Granville Bantock is fairly obscure these days, though not "forgotten" as some like to claim. Though the 'Sir' in the thread title testifies to he esteem in which he was held. He was a shining light in British music from the turn of the century and into the 20th; a top-ranker easily on a par with Elgar. He was 20 before he even started at the Royal College of Music (originally destined for 'Empire Service') but he made up for that with a fairly substantial output.

Here are three excellent pieces of his:

Pagan Poem for flute and piano:





Overture 'The Frogs' (after Aristophanes). I've posted the original symphonic version conducted by the composer, but in truth the brass band arrangement is better:





And Prometheus unbound. This was first played at the 1933 national brass band festival (started in 1900).
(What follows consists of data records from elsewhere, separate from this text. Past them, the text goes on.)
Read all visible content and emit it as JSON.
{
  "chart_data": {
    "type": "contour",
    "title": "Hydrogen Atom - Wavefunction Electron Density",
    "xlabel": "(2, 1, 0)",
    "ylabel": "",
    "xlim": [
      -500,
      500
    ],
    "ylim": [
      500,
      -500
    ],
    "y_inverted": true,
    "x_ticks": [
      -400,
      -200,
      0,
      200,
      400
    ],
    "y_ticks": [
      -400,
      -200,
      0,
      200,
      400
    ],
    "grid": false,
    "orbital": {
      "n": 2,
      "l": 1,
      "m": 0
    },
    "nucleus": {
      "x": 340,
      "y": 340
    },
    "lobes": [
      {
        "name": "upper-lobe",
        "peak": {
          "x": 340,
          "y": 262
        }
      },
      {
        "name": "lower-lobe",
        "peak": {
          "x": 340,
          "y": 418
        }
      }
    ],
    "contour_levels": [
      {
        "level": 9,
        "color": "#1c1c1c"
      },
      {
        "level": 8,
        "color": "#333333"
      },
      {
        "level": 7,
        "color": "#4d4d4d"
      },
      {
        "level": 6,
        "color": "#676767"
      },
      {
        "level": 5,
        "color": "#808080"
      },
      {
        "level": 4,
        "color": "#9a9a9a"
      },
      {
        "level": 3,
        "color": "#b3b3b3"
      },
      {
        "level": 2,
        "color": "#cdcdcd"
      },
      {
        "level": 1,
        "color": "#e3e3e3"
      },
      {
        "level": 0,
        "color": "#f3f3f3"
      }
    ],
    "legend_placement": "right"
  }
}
Writing serious pieces for brass ensembles was not looked down on the way it sometimes is now:


----------



## Art Rock (Nov 28, 2009)

Hyperion has issued an excellent series of his works, got them all, love them all.

As a starter I would recommend the one that has 
A Celtic Symphony / The Witch of Atlas / The Sea Reivers / A Hebridean Symphony (1993)


----------



## eugeneonagain (May 14, 2017)

Art Rock said:


> Hyperion has issued an excellent series of his works, got them all, love them all.
> 
> As a starter I would recommend the one that has
> A Celtic Symphony / The Witch of Atlas / The Sea Reivers / A Hebridean Symphony (1993)


I have that very box set!


----------



## Becca (Feb 5, 2015)

...And the one which has The Pagan Symphony


----------